Petworth is unusual as you get a clear impression of life below stairs in the kitchen wing, a range of grandiose rooms basically designed as backdrops for the Egremonts' art collection, and not much else. The family themselves vanish in the face of the paintings and the sculpture. The house is always associated with Turner, who often stayed there, but even he doesn't feature very prominently. I spotted one little Turner work, high up on a dark wall, depicting Jessica from The Merchant of Venice and described by one of the artist's early biographers: 'Only a great man dare paint something so bad'. Instead it's as though the house has its own personality, or series of personalities, separate from any of the people who have lived there - the clear Marble Hall, the umbrageous Great Staircase, the Chapel panelled in black wood, the musty North Gallery, as well as the low and slightly resentful kitchen wing.
I look instead for strange nooks and details, and find them in the background figures of John Leslie's Sancho Panza and the Duchess and the horrified face caught in the midst of Blake's Day of Judgement.
Thursday, 26 August 2021
Nymans
At the centre of the gardens sits the house of Nymans. When German-born banker Ludwig Messel bought it in 1890 it was an unremarkable early-19th-century structure which he transformed into a weird mock-Tudor mansion with a colossal tower on one side. In due course Ludwig's son Leonard took over. Leonard's wife Maud really didn't want to move to darkest Surrey from London. She was an artistic soul. This is Maud, pinched from the National Trust guidebook to Nymans. Just look at that dress. Imagine the colours.
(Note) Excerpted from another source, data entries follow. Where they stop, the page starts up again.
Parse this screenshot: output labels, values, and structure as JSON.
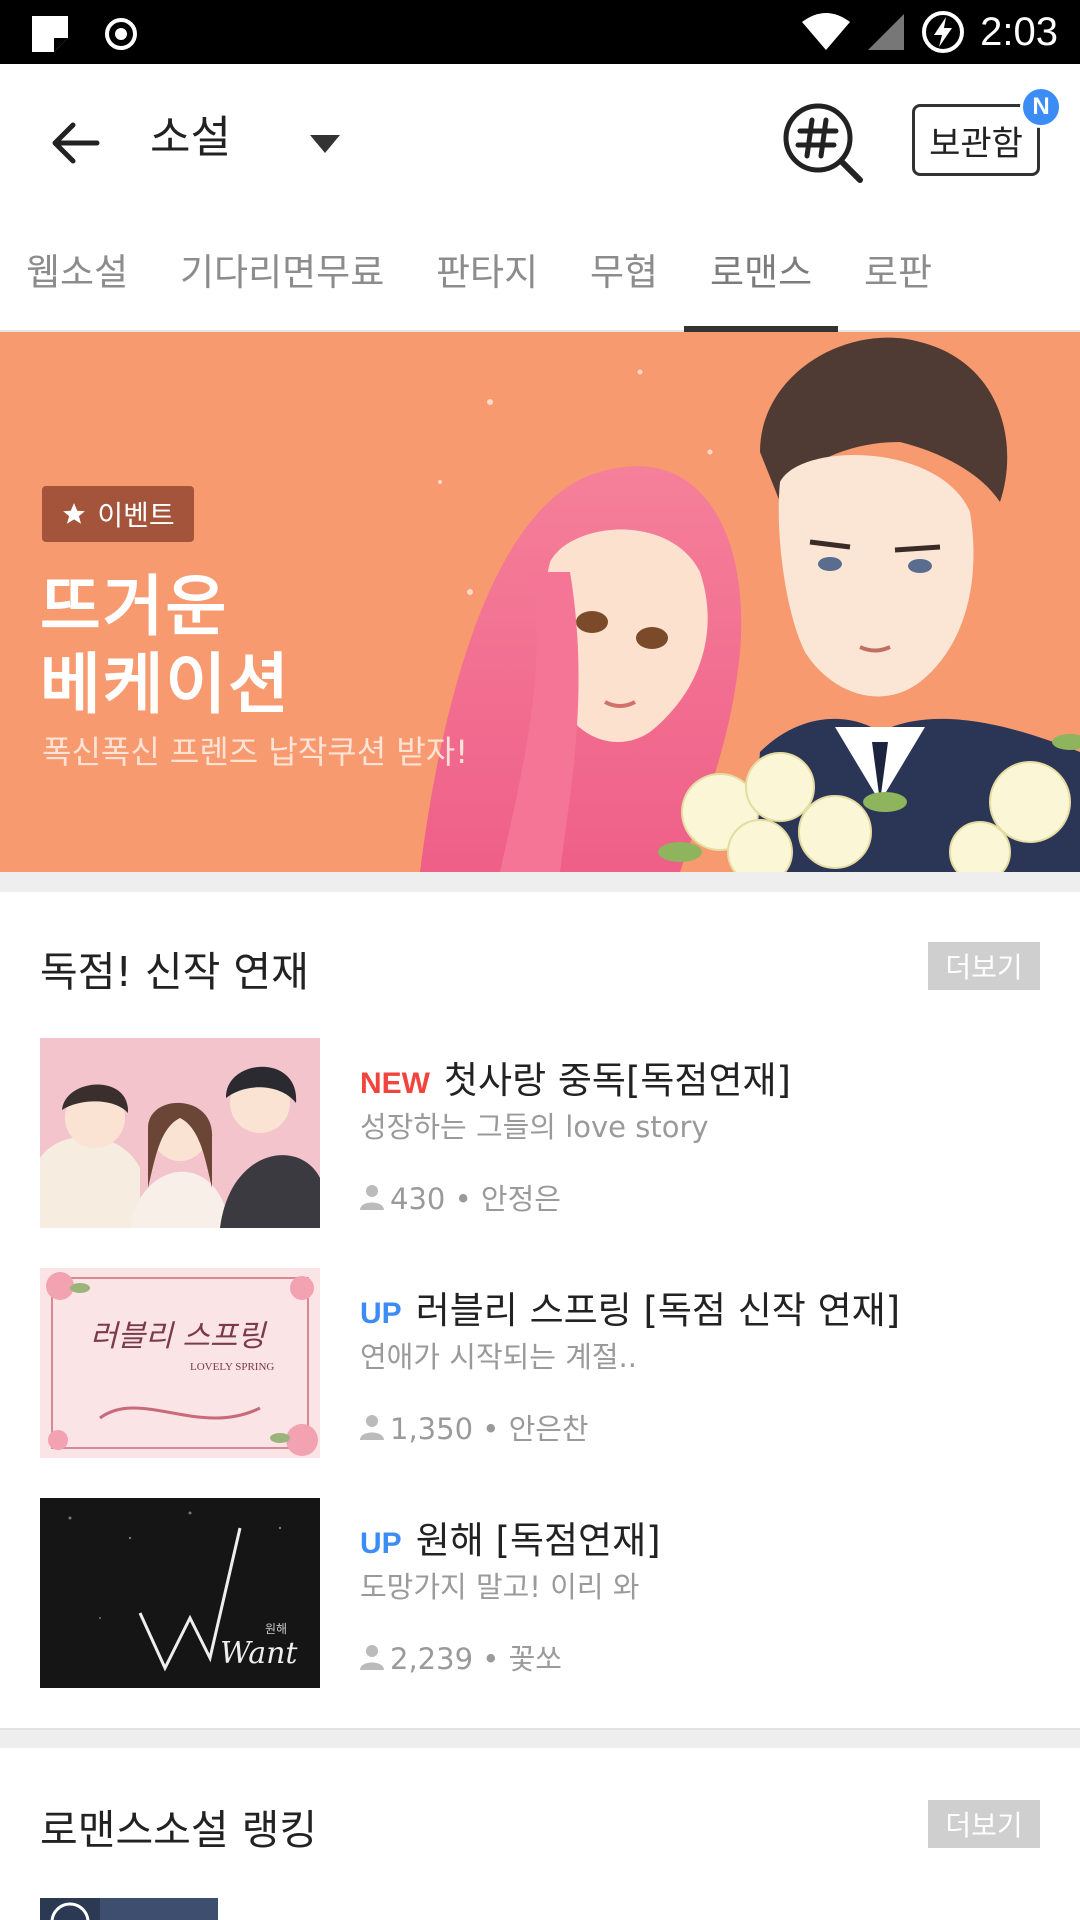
{
  "status_bar": {
    "time": "2:03",
    "icons": [
      "note-icon",
      "record-icon",
      "wifi-icon",
      "signal-icon",
      "battery-charging-icon"
    ]
  },
  "app_bar": {
    "title": "소설",
    "storage_label": "보관함",
    "new_badge": "N"
  },
  "tabs": [
    {
      "label": "웹소설"
    },
    {
      "label": "기다리면무료"
    },
    {
      "label": "판타지"
    },
    {
      "label": "무협"
    },
    {
      "label": "로맨스",
      "active": true
    },
    {
      "label": "로판"
    }
  ],
  "banner": {
    "badge": "이벤트",
    "title_line1": "뜨거운",
    "title_line2": "베케이션",
    "subtitle": "폭신폭신 프렌즈 납작쿠션 받자!"
  },
  "section1": {
    "title": "독점! 신작 연재",
    "more": "더보기",
    "items": [
      {
        "badge": "NEW",
        "title": "첫사랑 중독[독점연재]",
        "desc": "성장하는 그들의 love story",
        "meta": "430 • 안정은"
      },
      {
        "badge": "UP",
        "title": "러블리 스프링 [독점 신작 연재]",
        "desc": "연애가 시작되는 계절..",
        "meta": "1,350 • 안은찬",
        "thumb_text": "러블리 스프링",
        "thumb_sub": "LOVELY SPRING"
      },
      {
        "badge": "UP",
        "title": "원해 [독점연재]",
        "desc": "도망가지 말고! 이리 와",
        "meta": "2,239 • 꽃쏘",
        "thumb_text": "Want",
        "thumb_sub": "원해"
      }
    ]
  },
  "section2": {
    "title": "로맨스소설 랭킹",
    "more": "더보기"
  },
  "colors": {
    "banner_bg": "#f79a6f",
    "badge_new": "#f2443d",
    "badge_up": "#3b8cf5",
    "accent_dot": "#3b8cf5"
  }
}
Maud refused to move unless the house was rebuilt around her own fantasies as a medieval manor. She got her way, and what we have now is an astonishingly convincing pastiche of a building which has grown over a long time. Maud and Leonard's daughter Anne - eventually Lady Rosse and mother of Lord Snowdon - stayed on at Nymans as 'Garden Director' after it passed to the National Trust in 1953 until her death in 1992: that's her in the amazing portrait below. It's no surprise that the house is packed with miscellaneous bits and pieces that are of all periods and none, just like a proper lived-in manor and a bit like an analogue of the gardens where you will even find a Roman altar-stone if you keep your eyes open.
Ah, the ruins. These were not an intentional part of the composition. In the bitter winter of 1947 the staff got into the habit of defrosting the pipes in the morning with blowtorches, and lo and behold one February dawn a fire broke out burning down one wing. That's the ruin.